L’influencer spiega: «I Crazy Fury di fatto sono una membership, una password moderna per accedere a contenuti ed eventi speciali. Non c’è nessuna aspirazione speculativa, è realmente il modo più moderno per gestire una community ristretta». Quello di Montemagno è un pubblico molto pregiato e profilato per piattaforma, che a lui si rivolge come a un fratello maggiore da cui ricevere un consiglio per l’indirizzo di studio, un parere sulle nuove tecnologie o un incoraggiamento a inventarsi un nuovo lavoro. Pubblico che lo segue anche offline ogni volta che è ospite in un evento e ancor di più se lo gestisce. Così è normale che aziende e istituzioni collaborino volentieri con lui per raggiungere facilmente la sua community.

 

Proprio in questi mesi è nel vivo Edufin 3.0, progetto di educazione finanziaria di Banca Generali e altri grandi partner che lo vede coinvolto in prima persona. «Sono anni che la mia community mi chiede approfondimenti sul tema dell’educazione finanziaria, ancor di più sull’educazione digitale», racconta: «Dopo aver trovato una squadra di partner perfetta, sono davvero contento di poter aprire le porte dei miei canali social a questo progetto.

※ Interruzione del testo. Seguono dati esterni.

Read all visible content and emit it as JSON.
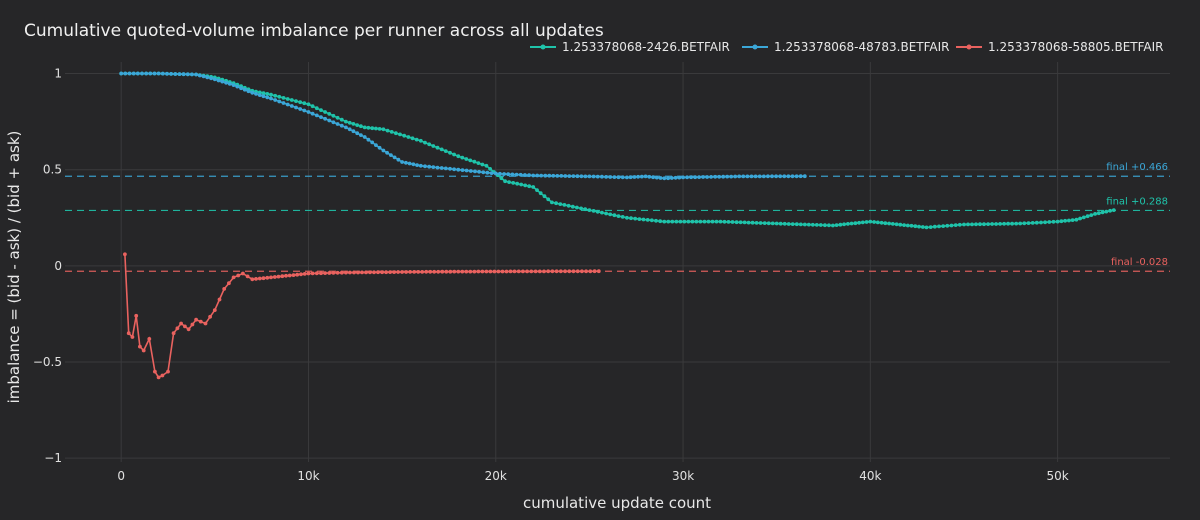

Il palinsesto spazia a 360 gradi sul tema finanza con 52 interviste a esperti, il mio classico format “Quattro chiacchiere con”, volte a diffondere una cultura positiva verso il mondo degli investimenti e rivolta a un pubblico trasversale, di generazioni diverse».

 

È ben noto che l’Italia non eccelle affatto per quanto riguarda la competenza finanziaria. Questo perché la scuola non la include tra i propri programmi e anche perché in qualche modo rimane ancora un tabù. Certamente non c’è da auspicarsi una società basata su finanza e ricchezza, ma neppure si può pensare di continuare ad avere una popolazione incompetente e alla mercè di truffe e imbonitori. E, come dice Montemagno, «la divulgazione non può prescindere dai social: basti pensare che la generazione Z trascorre più di tre ore al giorno online». Però questo pubblico vuole contenuti veri, non spot promozionali, per questo il format è basato su interviste a esperti di qualità per fornire strumenti grazie ai quali ognuno possa crearsi una propria cultura e idea sul tema. «È stato fondamentale incontrare Gian Maria Mossa, ad di Banca Generali», conclude Montemagno: «Anche lui voleva un vero progetto di educazione finanziaria, non vendere prodotti».